On 16 February, Crimsonwing plc published its Interim Directors’ Statement explaining the developments that took place during the current financial year ending 31 March 2012 and the short-term outlook. The Directors expect Crimsonwing’s net overall position for the current financial year to be in line with that of the previous year when the Group registered a loss of €109,135 mainly due to the losses incurred at the Crimsonwing NL (VDA) business unit following the extensive one-off restructuring costs incurred. Crimsonwing reported that this business unit has now met all its commitments with respect to the restructuring and is therefore expected to operate much more efficiently from March 2012 onwards.

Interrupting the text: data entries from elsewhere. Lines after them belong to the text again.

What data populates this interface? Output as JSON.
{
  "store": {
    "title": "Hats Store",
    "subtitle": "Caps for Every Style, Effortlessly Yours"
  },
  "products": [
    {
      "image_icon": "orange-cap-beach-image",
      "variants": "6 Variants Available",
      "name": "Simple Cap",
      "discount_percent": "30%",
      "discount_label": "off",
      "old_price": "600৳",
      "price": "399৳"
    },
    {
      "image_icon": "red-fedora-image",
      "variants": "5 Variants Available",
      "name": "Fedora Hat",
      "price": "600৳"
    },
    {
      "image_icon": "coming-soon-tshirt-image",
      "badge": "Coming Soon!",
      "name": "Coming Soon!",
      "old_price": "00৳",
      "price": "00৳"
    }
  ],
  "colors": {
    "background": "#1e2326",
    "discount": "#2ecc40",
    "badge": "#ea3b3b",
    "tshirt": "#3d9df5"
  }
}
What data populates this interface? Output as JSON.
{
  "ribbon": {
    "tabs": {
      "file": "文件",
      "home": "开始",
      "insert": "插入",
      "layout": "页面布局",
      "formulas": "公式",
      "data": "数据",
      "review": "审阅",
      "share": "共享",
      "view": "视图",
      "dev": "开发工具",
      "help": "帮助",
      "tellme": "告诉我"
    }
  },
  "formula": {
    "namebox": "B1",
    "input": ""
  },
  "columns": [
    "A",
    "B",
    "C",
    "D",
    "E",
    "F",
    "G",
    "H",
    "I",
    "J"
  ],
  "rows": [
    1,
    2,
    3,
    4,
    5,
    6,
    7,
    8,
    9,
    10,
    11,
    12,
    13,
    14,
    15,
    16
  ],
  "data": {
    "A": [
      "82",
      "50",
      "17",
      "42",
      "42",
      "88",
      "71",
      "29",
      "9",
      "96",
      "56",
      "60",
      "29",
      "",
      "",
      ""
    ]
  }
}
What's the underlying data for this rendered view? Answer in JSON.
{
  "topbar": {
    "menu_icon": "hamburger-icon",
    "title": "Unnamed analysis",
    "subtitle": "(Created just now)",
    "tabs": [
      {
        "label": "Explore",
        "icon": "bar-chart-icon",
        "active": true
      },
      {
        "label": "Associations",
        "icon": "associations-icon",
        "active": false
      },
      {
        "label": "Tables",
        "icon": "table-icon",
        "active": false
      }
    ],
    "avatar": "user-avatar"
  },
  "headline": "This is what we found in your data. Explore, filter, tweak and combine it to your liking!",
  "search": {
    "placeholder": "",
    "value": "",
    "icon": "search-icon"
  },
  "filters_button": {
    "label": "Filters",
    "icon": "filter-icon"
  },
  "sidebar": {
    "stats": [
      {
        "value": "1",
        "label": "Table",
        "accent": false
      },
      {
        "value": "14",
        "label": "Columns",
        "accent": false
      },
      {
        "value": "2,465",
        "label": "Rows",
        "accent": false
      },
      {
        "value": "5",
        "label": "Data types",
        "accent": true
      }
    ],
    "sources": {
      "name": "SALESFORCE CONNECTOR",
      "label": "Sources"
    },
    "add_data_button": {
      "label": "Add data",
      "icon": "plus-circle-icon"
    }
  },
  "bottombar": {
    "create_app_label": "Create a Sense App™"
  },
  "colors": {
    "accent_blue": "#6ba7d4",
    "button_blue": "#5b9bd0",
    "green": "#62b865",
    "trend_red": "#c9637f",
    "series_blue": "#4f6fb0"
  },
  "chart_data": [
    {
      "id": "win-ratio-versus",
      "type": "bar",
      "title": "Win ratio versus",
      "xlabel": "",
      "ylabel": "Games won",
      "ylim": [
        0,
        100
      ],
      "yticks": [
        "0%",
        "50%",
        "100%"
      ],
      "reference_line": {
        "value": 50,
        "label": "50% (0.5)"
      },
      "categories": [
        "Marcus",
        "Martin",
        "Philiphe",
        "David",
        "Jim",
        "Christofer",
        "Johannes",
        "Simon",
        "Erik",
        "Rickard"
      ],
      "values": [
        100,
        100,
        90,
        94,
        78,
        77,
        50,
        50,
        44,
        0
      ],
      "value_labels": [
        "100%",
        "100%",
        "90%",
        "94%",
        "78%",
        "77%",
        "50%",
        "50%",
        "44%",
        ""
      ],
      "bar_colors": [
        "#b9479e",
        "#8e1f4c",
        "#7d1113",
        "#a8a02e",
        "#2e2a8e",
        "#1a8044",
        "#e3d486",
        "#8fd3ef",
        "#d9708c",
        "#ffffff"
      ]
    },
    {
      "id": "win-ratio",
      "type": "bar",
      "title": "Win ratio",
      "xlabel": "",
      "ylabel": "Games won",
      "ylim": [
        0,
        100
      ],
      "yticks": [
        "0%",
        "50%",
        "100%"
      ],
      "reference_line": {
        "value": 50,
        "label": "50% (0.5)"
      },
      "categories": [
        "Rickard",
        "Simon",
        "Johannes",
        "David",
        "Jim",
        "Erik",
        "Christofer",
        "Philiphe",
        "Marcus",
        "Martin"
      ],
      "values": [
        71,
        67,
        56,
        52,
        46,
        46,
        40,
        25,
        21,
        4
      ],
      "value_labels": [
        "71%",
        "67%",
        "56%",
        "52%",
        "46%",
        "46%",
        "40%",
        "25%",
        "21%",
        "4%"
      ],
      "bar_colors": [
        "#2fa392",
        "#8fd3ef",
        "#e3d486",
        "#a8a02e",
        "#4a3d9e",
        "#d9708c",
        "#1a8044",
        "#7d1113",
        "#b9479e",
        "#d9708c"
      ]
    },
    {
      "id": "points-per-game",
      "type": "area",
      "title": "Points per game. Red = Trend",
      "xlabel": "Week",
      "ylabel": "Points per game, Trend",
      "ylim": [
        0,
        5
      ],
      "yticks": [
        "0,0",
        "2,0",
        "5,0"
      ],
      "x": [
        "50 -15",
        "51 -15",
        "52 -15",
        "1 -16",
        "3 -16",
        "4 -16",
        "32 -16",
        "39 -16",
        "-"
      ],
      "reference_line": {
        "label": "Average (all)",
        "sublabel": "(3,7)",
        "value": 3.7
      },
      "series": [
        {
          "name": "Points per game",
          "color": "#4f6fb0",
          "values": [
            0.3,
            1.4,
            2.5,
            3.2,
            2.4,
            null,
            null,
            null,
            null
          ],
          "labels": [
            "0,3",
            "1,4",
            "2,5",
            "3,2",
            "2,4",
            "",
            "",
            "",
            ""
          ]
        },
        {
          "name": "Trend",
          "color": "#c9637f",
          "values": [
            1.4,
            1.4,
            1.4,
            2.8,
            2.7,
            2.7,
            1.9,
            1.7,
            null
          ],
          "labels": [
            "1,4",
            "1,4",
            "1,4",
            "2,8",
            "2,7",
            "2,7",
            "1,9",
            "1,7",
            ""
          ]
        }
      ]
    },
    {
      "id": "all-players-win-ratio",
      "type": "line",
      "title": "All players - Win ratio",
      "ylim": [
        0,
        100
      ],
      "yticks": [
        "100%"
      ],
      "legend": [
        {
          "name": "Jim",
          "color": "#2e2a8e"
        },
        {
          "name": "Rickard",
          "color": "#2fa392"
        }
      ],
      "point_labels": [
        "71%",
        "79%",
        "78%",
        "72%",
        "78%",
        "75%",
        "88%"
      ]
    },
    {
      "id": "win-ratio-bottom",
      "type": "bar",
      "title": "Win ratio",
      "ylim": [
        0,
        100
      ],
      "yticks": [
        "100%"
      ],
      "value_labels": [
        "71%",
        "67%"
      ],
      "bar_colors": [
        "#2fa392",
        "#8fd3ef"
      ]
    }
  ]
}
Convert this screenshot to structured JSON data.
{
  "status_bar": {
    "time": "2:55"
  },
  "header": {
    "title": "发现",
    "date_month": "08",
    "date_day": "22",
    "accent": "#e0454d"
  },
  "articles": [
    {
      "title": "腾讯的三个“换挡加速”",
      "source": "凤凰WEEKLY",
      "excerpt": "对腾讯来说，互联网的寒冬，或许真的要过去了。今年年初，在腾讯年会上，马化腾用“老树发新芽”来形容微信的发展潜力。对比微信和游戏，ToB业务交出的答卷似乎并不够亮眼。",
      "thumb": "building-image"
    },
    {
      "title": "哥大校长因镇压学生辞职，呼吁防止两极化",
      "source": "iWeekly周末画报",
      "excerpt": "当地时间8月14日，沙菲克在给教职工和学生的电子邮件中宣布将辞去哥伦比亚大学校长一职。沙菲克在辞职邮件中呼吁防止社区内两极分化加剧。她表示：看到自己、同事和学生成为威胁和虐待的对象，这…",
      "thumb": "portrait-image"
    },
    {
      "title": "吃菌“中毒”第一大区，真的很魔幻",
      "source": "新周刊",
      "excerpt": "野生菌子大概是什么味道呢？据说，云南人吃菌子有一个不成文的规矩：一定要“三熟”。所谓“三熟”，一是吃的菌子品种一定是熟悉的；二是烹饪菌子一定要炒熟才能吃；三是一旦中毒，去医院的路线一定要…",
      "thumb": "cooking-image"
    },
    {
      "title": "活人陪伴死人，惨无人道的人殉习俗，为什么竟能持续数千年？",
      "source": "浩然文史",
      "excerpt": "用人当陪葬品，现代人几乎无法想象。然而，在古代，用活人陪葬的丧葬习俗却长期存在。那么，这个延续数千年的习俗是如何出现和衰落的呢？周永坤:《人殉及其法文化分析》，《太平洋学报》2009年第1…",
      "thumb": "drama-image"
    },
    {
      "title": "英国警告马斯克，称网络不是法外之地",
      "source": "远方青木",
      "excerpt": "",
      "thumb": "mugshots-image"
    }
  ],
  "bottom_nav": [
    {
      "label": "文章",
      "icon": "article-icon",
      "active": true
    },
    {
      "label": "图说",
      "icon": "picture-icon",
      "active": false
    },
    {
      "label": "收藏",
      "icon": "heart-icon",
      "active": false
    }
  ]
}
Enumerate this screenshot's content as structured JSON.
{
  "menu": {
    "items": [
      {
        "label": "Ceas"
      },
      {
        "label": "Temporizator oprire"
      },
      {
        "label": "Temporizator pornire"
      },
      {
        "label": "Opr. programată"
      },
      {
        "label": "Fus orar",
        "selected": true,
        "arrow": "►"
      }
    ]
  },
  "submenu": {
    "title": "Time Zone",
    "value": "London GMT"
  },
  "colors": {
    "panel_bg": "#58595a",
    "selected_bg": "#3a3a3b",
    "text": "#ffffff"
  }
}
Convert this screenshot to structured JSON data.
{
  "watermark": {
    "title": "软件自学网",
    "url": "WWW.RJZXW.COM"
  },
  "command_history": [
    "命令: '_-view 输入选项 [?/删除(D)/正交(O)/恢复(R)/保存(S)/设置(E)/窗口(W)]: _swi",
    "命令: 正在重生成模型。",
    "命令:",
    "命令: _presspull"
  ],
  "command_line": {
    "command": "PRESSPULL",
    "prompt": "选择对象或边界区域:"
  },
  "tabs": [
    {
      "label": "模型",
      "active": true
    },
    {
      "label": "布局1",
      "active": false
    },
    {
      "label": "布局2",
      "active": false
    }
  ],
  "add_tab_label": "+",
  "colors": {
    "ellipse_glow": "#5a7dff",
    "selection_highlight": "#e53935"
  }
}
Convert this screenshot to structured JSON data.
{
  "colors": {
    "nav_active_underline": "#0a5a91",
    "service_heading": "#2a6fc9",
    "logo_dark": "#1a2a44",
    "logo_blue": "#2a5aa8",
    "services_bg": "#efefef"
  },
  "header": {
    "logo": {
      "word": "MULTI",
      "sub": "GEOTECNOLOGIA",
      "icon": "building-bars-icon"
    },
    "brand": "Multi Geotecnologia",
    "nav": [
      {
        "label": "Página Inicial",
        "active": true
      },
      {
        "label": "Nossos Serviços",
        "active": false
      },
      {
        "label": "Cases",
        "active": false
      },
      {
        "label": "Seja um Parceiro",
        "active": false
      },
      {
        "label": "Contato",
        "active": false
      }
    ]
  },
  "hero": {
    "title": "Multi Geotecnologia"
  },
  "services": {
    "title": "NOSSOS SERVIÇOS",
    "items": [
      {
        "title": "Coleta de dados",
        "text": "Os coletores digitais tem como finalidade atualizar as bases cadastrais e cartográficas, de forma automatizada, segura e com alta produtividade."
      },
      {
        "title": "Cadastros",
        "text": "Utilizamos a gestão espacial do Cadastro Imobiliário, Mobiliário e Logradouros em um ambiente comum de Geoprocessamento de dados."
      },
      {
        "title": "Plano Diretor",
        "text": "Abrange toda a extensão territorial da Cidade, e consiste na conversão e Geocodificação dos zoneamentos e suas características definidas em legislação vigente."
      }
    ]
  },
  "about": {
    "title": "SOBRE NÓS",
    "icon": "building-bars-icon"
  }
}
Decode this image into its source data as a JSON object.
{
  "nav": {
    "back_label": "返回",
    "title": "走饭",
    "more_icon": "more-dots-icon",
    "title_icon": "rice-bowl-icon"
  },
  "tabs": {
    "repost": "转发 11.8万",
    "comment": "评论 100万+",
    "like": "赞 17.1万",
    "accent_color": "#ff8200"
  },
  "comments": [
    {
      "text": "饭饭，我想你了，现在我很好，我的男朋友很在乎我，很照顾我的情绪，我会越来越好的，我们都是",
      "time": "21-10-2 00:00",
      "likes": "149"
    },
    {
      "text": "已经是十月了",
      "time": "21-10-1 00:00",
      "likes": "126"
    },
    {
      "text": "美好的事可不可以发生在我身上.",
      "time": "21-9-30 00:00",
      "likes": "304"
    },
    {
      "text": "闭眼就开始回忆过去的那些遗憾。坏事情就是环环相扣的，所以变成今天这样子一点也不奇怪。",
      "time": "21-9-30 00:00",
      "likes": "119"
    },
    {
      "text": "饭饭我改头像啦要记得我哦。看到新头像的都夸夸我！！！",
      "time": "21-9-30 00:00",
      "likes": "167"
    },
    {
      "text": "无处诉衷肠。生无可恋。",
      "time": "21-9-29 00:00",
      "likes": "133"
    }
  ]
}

Moreover, during the year under review, Crimsonwing incurred higher costs of sales in order to participate in a number of large bids. Such participation was only possible due to the Group’s international experience and solution capabilities which in turn is enabling Crimsonwing to expose itself to proposals with a global reach. Although a high cost was incurred to participate in these bids, the Directors noted that the potential benefit from such projects is great.
The announcement also revealed that the Crimsonwing Group has been selected as a strategic partner by an international multi-channel retailer for a global eCommerce roll-out across over 50 countries by 2013. Assuming a successful solution build phase, this will result in Crimsonwing implementing over 100 eCommerce sites from mid-2012 onwards and subsequently supporting these businesses. This business was achieved after the Group made substantial investments in its capability which initially impacted operational profitability. However, this will form the backbone of growth and annuity revenues in the future. Crimsonwing is also involved in similar large bids for international clients relating to the ERP (Dynamics) service offering.
In conclusion the Directors explained that despite the tough trading conditions in the Eurozone, Crimsonwing has continued to make steady sales progress. In fact, like-for-like sales to the end of January 2012 have increased by 6% to €12.57 million. Furthermore, the Directors believe that they are building a solid foundation to push on in the next twelve months and take advantage of the tremendous opportunities that lie ahead.